Skip to content
the adr's web

Nineteen Claws and a Black Bird by Agustina Bazterrica

 Nineteen Claws and a Black Bird by Agustina Bazterrica is a collection of short stories . I'll share my thoughts and reactions to each story as I read them.

A Light, Swift, and Monstrous Sound This short story explores the other side of suicide: the impact it leaves on the people who see it. While my initial reaction was to think she was self-centered in this situation, I thought that “people like you didn't deserve this...you were destined for success”(pgs. 4). She made it seem like she was the one who died, that her dreams were shattered by witnessing death.
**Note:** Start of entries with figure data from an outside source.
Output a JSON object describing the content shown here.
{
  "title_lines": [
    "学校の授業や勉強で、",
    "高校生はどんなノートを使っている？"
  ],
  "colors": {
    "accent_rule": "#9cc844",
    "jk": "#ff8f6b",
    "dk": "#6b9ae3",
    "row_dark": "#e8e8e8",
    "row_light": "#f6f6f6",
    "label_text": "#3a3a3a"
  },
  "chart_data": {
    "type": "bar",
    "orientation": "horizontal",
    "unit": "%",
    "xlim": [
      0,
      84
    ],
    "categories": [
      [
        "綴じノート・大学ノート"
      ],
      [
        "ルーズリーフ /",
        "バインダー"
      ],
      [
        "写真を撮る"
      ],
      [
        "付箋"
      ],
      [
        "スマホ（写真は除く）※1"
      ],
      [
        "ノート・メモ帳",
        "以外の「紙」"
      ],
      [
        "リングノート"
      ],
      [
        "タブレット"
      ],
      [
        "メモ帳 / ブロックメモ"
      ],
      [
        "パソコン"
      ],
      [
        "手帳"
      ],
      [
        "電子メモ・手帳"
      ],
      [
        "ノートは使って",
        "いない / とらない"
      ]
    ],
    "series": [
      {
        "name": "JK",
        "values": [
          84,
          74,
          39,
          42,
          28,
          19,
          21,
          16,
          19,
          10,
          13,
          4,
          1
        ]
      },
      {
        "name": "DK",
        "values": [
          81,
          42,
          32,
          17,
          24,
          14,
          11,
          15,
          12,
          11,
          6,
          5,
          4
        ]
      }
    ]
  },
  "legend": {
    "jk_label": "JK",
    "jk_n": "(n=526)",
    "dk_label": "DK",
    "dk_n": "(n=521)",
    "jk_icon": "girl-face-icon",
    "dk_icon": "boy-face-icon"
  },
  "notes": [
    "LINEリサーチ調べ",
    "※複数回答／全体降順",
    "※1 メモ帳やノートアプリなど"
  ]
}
Her life will go on, but the old man won't. After the man committed suicide, their neighbors came down to the dentist's apartment to comfort her. She felt that the neighbors' sympathy was fake. “They lived comfortably submerged in a combination of evil and normalcy produced by an unhealthy amount of leisure time... they need to be present for every occurrence...in order to talk about it later in the hallways”(pgs. 5-6). In this moment, I think that she and Menendez are similar both on the reciving end of gossip to keep the neighbors entertained rather than having actual sympathy for them. This is the moment that she starts to understand Menendez more and starts to sympathize with him, rather than thinking about what was done to her. Both she and Menedez were in a community surrounded by people who cared about them, but they never felt the care.